The Federal Trade Commission (FTC) on Tuesday banned contractual practices that limit employees from going to work for a competing company under non-compete clauses, a step that will allow greater flexibility in the US labor market.
The new rule, which has national scope and establishes that non-compete clauses are a violation of the ‘FTC Act’, was approved by the agency with three votes in favor and the opposition of two Republican commissioners.
These types of clauses prohibit certain employees from going to work for a competitor for a certain period of time or from founding companies in specialized fields in which they have worked under certain circumstances.

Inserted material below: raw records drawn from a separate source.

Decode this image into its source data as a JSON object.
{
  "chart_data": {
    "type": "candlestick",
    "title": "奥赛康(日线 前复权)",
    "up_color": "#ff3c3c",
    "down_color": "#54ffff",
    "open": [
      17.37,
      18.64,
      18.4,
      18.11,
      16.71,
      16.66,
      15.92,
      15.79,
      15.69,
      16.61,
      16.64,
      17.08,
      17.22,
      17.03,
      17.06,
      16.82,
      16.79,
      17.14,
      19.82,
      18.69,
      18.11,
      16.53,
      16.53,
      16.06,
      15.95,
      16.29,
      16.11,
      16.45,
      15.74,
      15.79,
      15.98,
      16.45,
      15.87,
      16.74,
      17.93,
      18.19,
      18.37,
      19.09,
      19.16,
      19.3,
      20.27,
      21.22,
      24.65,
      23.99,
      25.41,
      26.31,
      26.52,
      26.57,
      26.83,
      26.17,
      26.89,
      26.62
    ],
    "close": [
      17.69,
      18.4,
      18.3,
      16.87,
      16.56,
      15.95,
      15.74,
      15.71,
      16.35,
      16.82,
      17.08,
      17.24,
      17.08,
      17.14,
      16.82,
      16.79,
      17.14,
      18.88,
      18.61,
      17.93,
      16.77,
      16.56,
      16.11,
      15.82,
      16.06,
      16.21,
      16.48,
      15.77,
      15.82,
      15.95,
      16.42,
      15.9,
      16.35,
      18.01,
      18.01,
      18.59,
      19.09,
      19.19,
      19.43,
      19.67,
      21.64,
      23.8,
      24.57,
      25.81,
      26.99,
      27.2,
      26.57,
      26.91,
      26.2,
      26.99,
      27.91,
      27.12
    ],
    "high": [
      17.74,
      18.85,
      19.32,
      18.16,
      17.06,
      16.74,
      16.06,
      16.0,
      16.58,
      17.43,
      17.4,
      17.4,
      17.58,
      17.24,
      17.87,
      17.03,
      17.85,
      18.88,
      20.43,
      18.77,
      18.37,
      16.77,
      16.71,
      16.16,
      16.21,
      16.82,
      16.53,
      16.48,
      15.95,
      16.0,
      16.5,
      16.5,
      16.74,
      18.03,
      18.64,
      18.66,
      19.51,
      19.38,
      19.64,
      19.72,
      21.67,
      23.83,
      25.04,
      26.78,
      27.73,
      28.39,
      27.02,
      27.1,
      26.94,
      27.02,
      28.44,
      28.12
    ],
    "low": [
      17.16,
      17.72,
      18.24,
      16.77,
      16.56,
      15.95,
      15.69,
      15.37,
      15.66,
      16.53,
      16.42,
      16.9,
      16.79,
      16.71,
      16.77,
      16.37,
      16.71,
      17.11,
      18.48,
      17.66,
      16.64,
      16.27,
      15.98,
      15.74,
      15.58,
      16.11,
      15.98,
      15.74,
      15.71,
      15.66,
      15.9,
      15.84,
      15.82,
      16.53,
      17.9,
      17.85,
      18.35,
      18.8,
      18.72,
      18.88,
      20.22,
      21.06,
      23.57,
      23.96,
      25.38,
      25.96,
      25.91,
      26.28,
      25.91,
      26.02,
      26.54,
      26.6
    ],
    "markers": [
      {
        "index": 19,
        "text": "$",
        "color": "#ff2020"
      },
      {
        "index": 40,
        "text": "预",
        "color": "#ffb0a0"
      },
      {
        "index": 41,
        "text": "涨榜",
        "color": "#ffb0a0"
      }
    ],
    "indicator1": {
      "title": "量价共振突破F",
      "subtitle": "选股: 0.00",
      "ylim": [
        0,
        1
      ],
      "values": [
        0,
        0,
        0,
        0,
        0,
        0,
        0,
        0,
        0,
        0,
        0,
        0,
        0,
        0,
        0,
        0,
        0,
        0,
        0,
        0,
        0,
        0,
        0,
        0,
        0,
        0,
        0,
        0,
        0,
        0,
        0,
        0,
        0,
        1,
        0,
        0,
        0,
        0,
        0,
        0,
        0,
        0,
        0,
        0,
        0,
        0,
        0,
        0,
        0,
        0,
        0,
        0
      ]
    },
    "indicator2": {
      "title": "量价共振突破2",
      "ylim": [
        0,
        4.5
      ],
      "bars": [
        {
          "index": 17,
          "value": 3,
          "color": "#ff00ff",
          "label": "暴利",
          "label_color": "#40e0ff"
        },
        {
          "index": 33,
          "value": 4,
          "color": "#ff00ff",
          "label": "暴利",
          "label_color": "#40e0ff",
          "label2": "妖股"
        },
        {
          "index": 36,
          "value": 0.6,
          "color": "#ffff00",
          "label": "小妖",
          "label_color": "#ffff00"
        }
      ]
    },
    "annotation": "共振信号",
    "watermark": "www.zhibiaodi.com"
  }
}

“Non-compete clauses keep wages low, stifle new ideas, and rob the American economy of its dynamism”said FTC Chairwoman Lina Khan in a statement.
In Khan’s opinion, this new rule protects the freedom to look for a new job, start a new business or create a company with a new idea.
The FTC believes that this regulation will increase wages by allowing greater competition in skilled jobs, one of the great shortcomings of the American labor market.
The commission estimates that about 30 million Americans, 18% of the entire workforce, are subject to non-compete clauses and that the average wage increase from this measure will be about $524 a year.
The new rule will come into effect within 120 days after its publication in the Federal Register, although it is possible that employers or companies may oppose this rule in court to prevent its implementation.